Unfortunately, to harness the full clinical potential of bonded attachments, current polymers have yet to resolve limitations associated with their viscoelastic and hygroscopic nature. Once inserted, the initial force produced by the aligner after it is elastically deformed is not constant and will decline with time. This time-dependent reduction of force under constant deformation is called stress relaxation.7,8 Not infrequently, due to unwarranted localized stress (caused by excessive mismatch), lack of compliance, or shortcomings inherent to the polymer, the aligner is not able to accommodate the attachment. When forces exerted upon the aligner exceed its capability to adjust to the new position, unintended forces will appear, the tooth will lag behind, and control will be lost (see Fig. 2.9B). Fig. 2.9 illustrates how this phenomenon is responsible for the incomplete expression of the expected tooth movement, where only 35 of the 45 degrees of predicted rotation were achieved after completion of the entire sequence of stages. In this case, after the aligner is removed, plastic deformation of the aligner material is evident. This time-dependent plastic deformation under constant force is called creep and is attributed to reorganization of polymer chains.9 It is important to underline that this permanent deformation, so detrimental to clinical performance of plastic aligners, is not caused by a violation of the materials’ elastic limit but is due to a time-dependent, mechanochemical phenomenon of a different nature.

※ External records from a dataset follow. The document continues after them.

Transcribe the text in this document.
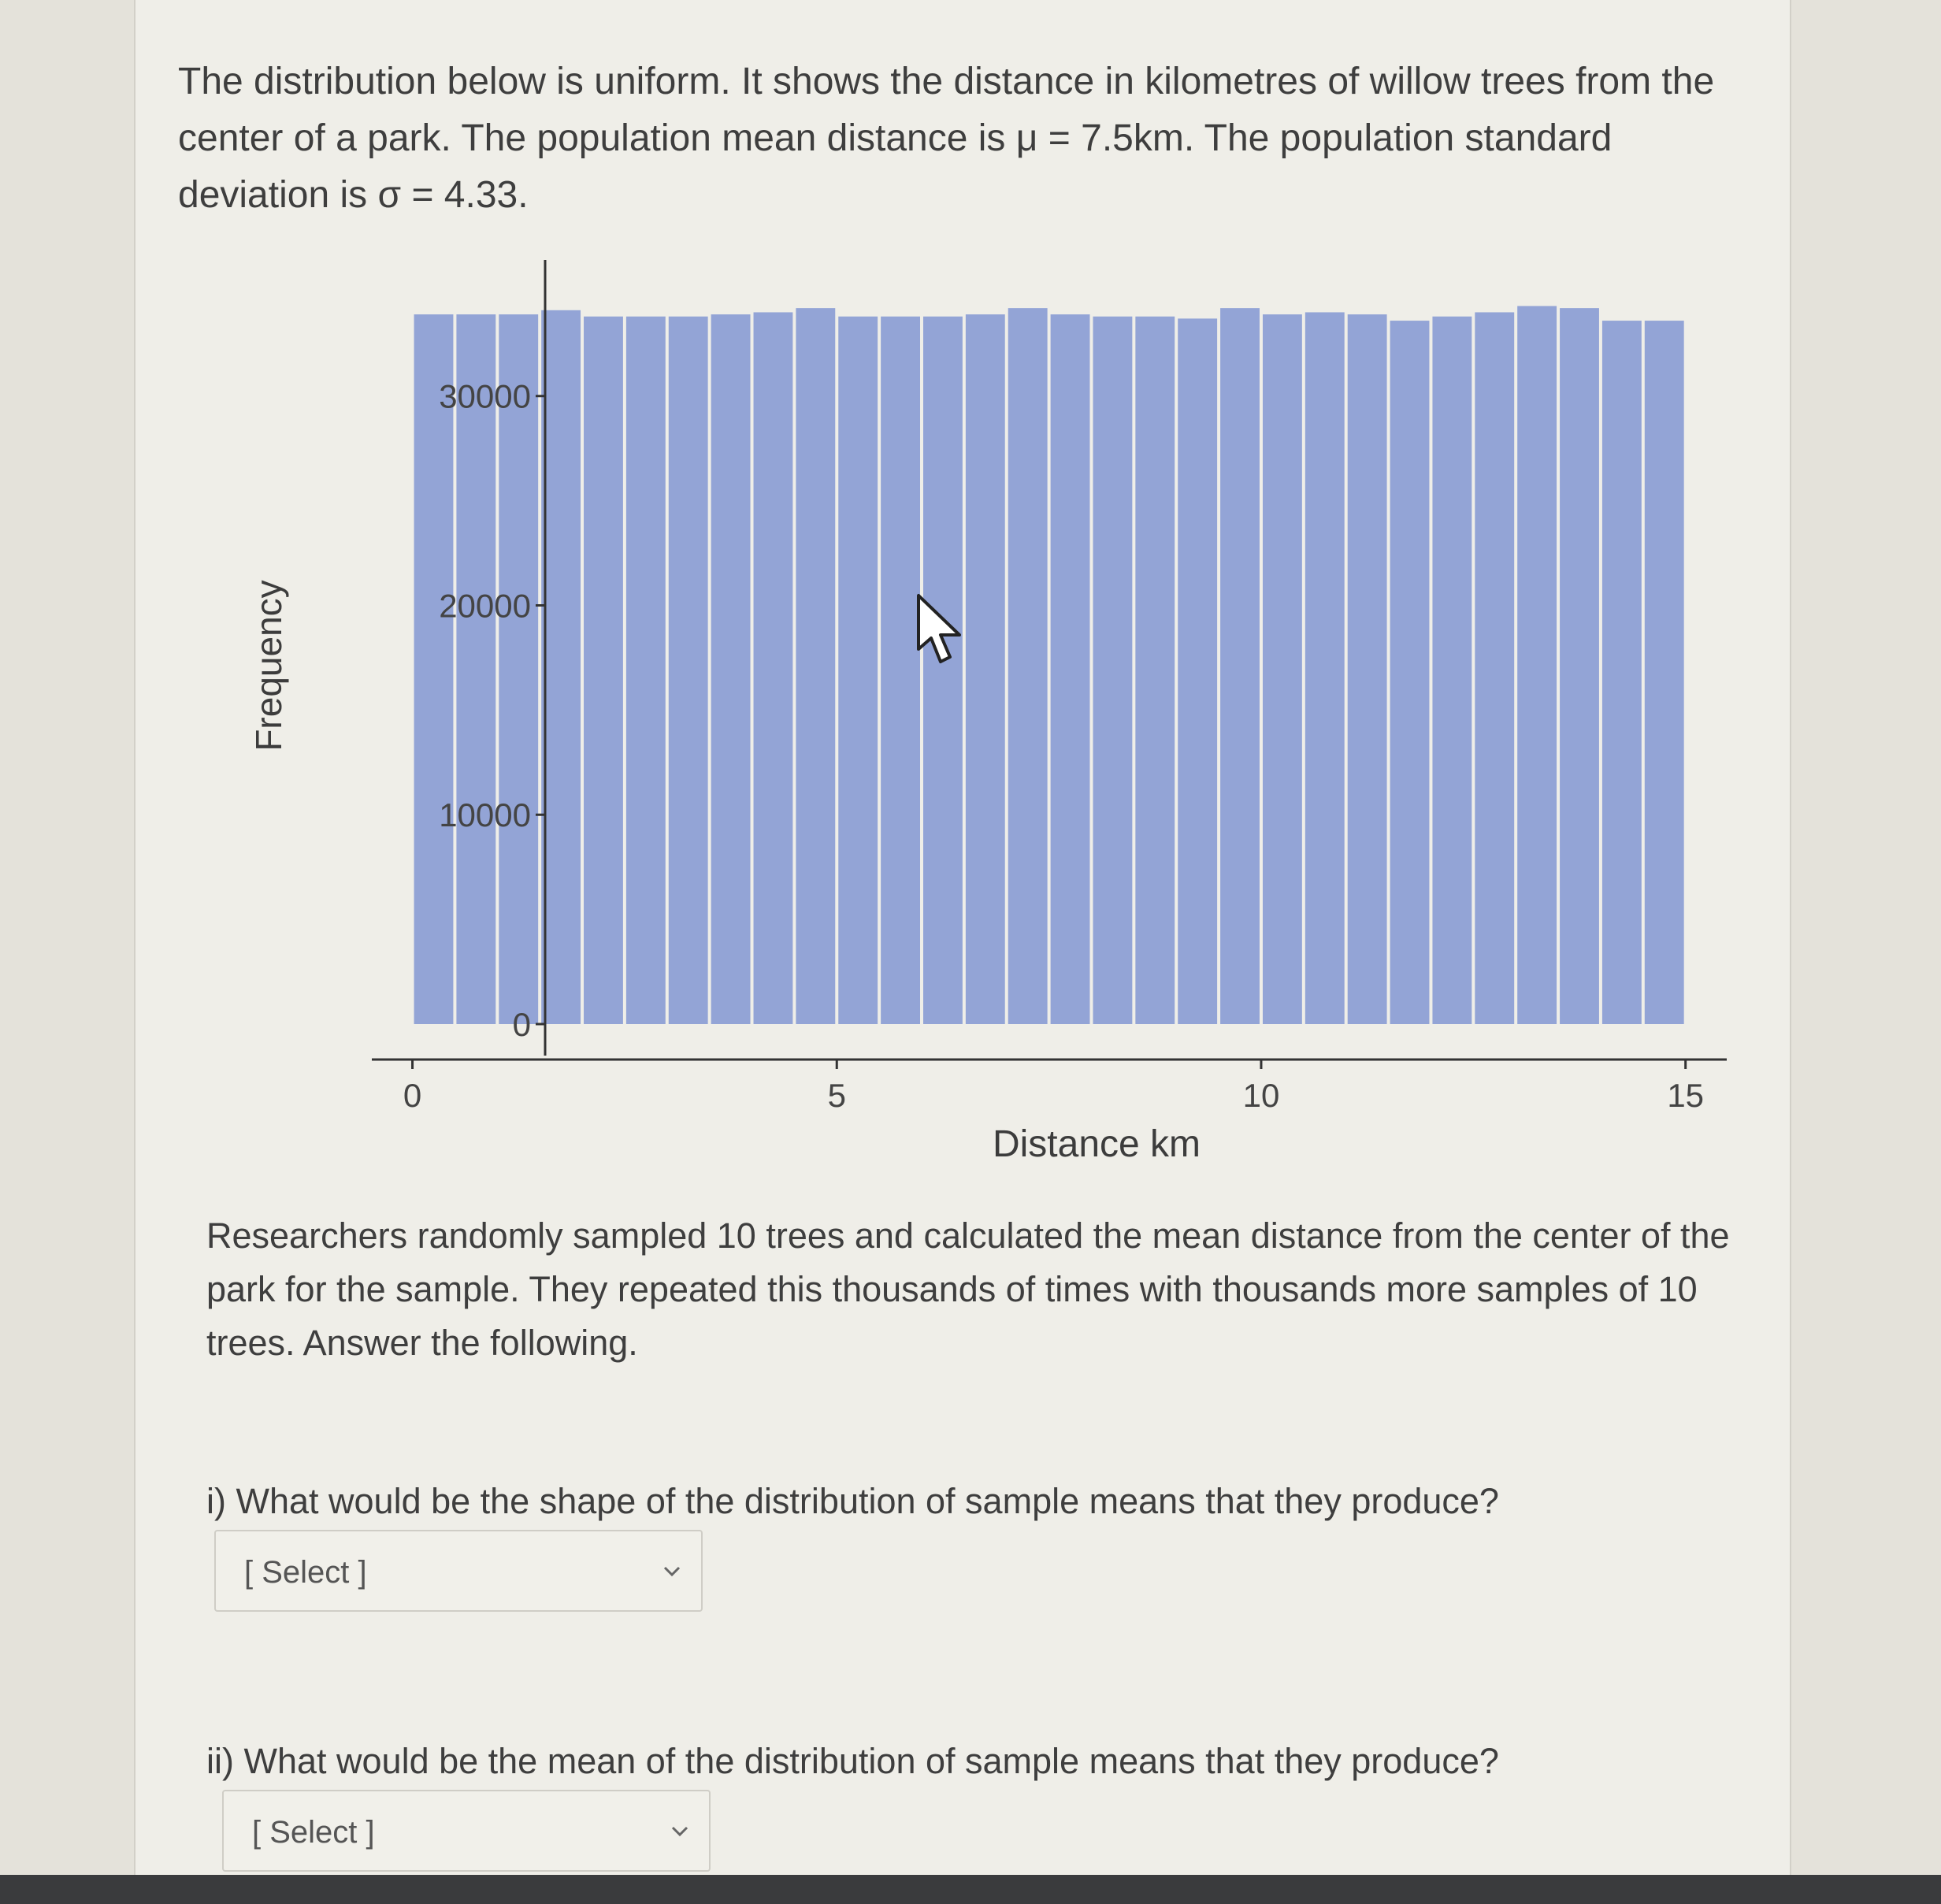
The distribution below is uniform. It shows the distance in kilometres of willow trees from the center of a park. The population mean distance is μ = 7.5km. The population standard deviation is σ = 4.33.
0
10000
20000
30000
0	5	10	15
Frequency
Distance km
Researchers randomly sampled 10 trees and calculated the mean distance from the center of the park for the sample. They repeated this thousands of times with thousands more samples of 10 trees. Answer the following.
i) What would be the shape of the distribution of sample means that they produce?
[ Select ]
ii) What would be the mean of the distribution of sample means that they produce?
[ Select ]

This inherent flaw of aligner plastics is the major cause behind the inconsistent force levels and plastic deformation that result in one of the most dreaded occurrences for orthodontists practicing aligner orthodontics, now commonly referred to as loss of tracking. Fig. 2.10 illustrates an example of the clinical manifestations of this complex reality in which mesiolingual rotation and extrusion of a first upper left bicuspid were incorporated in the digital treatment plan but did not fully occur. The lack of coincidence between the attachment and its corresponding recess in the aligner is unambiguous evidence of loss of tracking, a contingency that in many cases must be resolved by obtaining updated digital dental models from which a new treatment sequence must be designed.